A autorização dos agentes do fisco para requisitar auxílio da Força 
Pública também é prevista no art. 72 do RICMS-SC: 
 
Art. 72. Quando vítima de embaraço ou desacato no exercício de suas 
funções ou quando seja necessária a efetivação de medidas acauteladoras 
de interesse do fisco, ainda que não se configure fato definido em lei como 
crime ou contravenção, os agentes do fisco, diretamente ou por intermédio 
da Gerência Regional da Fazenda Estadual, poderão requisitar o auxílio da 
Força Pública Estadual. 
 
Além do RICMS-SC, no Estado de Santa Catarina está em vigor a Lei 
Complementar n. 313/2005, que instituiu o Código de Direitos e Deveres do 
Contribuinte do Estado de Santa Catarina.

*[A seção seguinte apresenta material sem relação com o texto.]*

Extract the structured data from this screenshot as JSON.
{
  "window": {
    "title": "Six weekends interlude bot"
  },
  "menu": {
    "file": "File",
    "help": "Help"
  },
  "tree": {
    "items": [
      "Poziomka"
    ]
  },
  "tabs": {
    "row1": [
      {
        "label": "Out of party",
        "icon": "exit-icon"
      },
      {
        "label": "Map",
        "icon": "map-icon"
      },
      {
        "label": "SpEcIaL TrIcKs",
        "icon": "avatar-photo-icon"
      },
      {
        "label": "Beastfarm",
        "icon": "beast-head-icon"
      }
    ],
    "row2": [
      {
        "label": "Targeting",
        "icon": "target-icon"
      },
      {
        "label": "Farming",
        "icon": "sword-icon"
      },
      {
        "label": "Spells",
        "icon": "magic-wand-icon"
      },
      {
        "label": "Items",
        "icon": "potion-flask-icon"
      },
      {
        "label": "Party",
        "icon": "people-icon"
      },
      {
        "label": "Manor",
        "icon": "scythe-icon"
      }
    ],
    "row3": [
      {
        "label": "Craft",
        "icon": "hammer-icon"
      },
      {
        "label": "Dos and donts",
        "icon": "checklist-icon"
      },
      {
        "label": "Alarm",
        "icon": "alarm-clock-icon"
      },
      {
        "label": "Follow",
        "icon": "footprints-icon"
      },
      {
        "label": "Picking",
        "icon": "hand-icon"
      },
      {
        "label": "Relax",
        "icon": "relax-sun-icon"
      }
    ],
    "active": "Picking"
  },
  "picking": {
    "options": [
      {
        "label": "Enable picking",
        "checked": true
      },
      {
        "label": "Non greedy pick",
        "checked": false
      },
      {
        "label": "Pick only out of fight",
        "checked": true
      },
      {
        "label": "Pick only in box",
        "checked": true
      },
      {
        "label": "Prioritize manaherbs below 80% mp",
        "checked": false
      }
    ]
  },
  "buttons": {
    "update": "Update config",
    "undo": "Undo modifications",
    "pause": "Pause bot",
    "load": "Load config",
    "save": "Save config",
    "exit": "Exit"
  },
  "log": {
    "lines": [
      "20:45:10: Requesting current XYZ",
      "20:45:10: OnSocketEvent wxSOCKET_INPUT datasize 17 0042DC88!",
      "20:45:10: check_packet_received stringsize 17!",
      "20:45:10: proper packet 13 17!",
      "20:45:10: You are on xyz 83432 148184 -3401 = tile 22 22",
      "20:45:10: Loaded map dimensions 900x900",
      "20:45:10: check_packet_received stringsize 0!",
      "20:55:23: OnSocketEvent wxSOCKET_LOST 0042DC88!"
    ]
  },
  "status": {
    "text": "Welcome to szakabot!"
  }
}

No artigo 28 do referido Código estão 
previstos os deveres do contribuinte: 
 
Art. 28. São obrigações do contribuinte: 
I - o tratamento, com respeito e urbanidade, aos funcionários da 
administração fazendária do Estado; 
II - a identificação do titular, sócio, diretor ou representante nas repartições 
administrativas e fazendárias e nas ações fiscais; 
III - o fornecimento de condições de segurança e local adequado, em seu 
estabelecimento, para a execução dos procedimentos de fiscalização; 
IV - a apuração, declaração e recolhimento do imposto devido, na forma 
prevista na legislação; 
V - a apresentação em ordem, quando solicitados, no prazo estabelecido na 
legislação, de bens, mercadorias, informações, livros, documentos, 
impressos, papéis, programas de computador ou arquivos eletrônicos; 
VI - a manutenção em ordem, pelo prazo previsto na legislação, de livros, 
documentos, impressos e registros eletrônicos relativos
ao imposto; 
VII - a manutenção junto à repartição fiscal de informações cadastrais 
atualizadas relativas ao estabelecimento, titular, sócios ou diretores; 
VIII - prestar informações por escrito às autoridades fiscais, sempre que 
solicitadas; e 
IX - atender às intimações e requisições efetuadas petas autoridades 
fiscais, relativas à apresentação de documentos, livros, mercadorias, 
informações, arquivos, papéis, ou comparecimento à repartição tributária. 
 
 
34 
 
Além dos deveres, a lei trata também dos direitos do contribuinte, 
previstos no artigo 16, sendo importante destacar o previsto no inciso XIII, que 
assegura ao contribuinte o direito de não ser obrigado a exibir documento que já se 
encontre, comprovadamente, em poder da administração pública, e o previsto no 
inciso XII, que garante a preservação do sigilo de seus negócios, documentos e 
operações, quando não envolvam os tributos objeto de fiscalização. 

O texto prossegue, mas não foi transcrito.